The vital status of the cohort members was monitored until December 2011. At each survey wave we conducted home visits to obtain information about participants’ survival status through multiple sources including resident committees, family members, neighbours and friends. In total we identified 671 deaths during the follow-up of the cohort. Using a standard verbal autopsy questionnaire we interviewed the next of kin responsible for the deceased or reviewed the death certificate to ascertain causes of death,12 including stroke diagnosis.10 13
Four-province study
Using the same protocol as that in the Anhui study wave 3, we carried out a large-scale community-based household survey in four provinces of China (Guangdong, Heilongjiang, Shanghai and Shanxi) in 2008. Their methods of the baseline investigation have been fully described previously.11 In brief, we randomly recruited no fewer than 500 residents aged ≥60 years from the urban and rural communities separately from each province.
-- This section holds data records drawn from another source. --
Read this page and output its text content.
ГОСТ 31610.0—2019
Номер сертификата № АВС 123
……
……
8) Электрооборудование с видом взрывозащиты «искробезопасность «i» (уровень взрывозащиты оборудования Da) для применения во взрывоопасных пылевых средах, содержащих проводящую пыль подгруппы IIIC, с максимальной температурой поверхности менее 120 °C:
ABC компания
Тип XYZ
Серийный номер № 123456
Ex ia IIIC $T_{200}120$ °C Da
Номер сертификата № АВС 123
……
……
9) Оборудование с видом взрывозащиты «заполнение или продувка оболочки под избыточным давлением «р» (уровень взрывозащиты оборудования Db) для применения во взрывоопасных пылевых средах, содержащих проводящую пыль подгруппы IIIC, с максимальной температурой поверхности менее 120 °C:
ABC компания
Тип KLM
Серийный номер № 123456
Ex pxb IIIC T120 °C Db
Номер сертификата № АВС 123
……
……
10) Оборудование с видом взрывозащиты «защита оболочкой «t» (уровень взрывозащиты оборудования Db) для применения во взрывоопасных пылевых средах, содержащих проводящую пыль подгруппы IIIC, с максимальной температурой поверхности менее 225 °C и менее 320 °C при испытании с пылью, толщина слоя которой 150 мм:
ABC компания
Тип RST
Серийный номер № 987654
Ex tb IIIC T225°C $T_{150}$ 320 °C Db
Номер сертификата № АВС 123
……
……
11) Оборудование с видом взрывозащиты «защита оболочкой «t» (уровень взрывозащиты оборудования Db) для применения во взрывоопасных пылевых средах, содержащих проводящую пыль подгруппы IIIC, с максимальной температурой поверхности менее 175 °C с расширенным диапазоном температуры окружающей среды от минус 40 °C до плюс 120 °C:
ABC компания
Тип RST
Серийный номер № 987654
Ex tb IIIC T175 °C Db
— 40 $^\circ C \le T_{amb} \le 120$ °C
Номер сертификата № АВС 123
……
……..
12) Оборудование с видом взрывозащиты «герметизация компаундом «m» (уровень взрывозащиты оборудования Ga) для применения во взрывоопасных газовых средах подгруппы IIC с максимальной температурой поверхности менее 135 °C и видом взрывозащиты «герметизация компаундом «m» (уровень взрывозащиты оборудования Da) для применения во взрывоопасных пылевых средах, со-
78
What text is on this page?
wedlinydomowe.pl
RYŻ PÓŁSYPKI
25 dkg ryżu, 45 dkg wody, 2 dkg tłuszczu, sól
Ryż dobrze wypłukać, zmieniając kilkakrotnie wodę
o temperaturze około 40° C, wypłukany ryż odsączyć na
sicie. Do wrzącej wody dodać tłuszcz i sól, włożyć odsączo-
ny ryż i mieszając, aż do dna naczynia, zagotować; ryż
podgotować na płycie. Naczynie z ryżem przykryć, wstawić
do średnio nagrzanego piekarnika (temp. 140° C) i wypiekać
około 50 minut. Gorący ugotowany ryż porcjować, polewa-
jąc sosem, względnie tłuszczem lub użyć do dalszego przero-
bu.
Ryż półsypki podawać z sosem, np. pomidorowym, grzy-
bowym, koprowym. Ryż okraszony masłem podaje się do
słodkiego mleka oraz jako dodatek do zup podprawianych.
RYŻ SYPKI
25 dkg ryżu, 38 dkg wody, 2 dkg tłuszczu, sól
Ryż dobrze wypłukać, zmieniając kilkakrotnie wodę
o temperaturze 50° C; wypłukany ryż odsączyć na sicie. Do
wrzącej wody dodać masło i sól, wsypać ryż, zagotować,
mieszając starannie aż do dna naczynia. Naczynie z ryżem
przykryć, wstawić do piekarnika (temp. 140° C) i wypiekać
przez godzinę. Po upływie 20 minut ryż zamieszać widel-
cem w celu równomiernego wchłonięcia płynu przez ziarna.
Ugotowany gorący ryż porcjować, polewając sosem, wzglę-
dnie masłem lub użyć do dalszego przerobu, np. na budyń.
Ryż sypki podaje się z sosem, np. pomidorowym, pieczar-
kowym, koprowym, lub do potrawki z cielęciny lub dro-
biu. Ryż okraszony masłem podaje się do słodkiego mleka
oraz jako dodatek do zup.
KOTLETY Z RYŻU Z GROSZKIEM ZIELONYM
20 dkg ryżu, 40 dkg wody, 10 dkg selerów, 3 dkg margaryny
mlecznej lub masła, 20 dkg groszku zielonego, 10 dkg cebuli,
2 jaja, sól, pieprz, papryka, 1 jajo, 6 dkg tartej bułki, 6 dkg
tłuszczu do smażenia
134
In total, 4314 participants completed the interview in 2008–2009, with an overall response rate of 93.8%. We documented cardiovascular diseases and risk factors (CVDRF) and SES variables for each participant.11
In 2010–2012 we followed up the cohort, having identified 259 deaths and reinterviewed 2892 survivals using the same questionnaire as that at baseline.
Statistical analysis
In the Anhui cohort study, we analysed the data from 2852 cohort members, after excluding 141 participants with stroke at baseline and 343 who were lost to follow-up. In the four-province cohort study, the data from 3016 cohort members were analysed, after excluding 166 participants who had stroke at baseline, 1102 who were lost to follow-up and 30 who had no SES indicator measured. We computed person-years at risk for cohort members to the end of follow-up, date of incident stroke, death or loss at follow-up. Annual incidence rate was expressed as cases per 1000 person-years. We described baseline characteristics and CVDRFs of participants using mean (SD) and percentage (%) and examined differences in their distributions between women and men at baseline using a one-way analysis of variance for continuous variables and a χ2 test for categorical variables. We grouped individual SES variables into (1) low, (2) middle, and (3) high levels; in Education: (1) illiterate, (2) primary school, and (3) secondary school or higher; in Occupational class: (1) peasant, (2) manual labourer or housewife, and (3) official/teacher or business/other; in Satisfactory income: (1) poor or average, (2) satisfactory, and (3) very satisfactory. The financial problem in the past 2 years was recorded as ‘yes’ or ‘no’. In the four-province study, we divided baseline annual personal income and family income into three groups according to their respective tertile cut-off points.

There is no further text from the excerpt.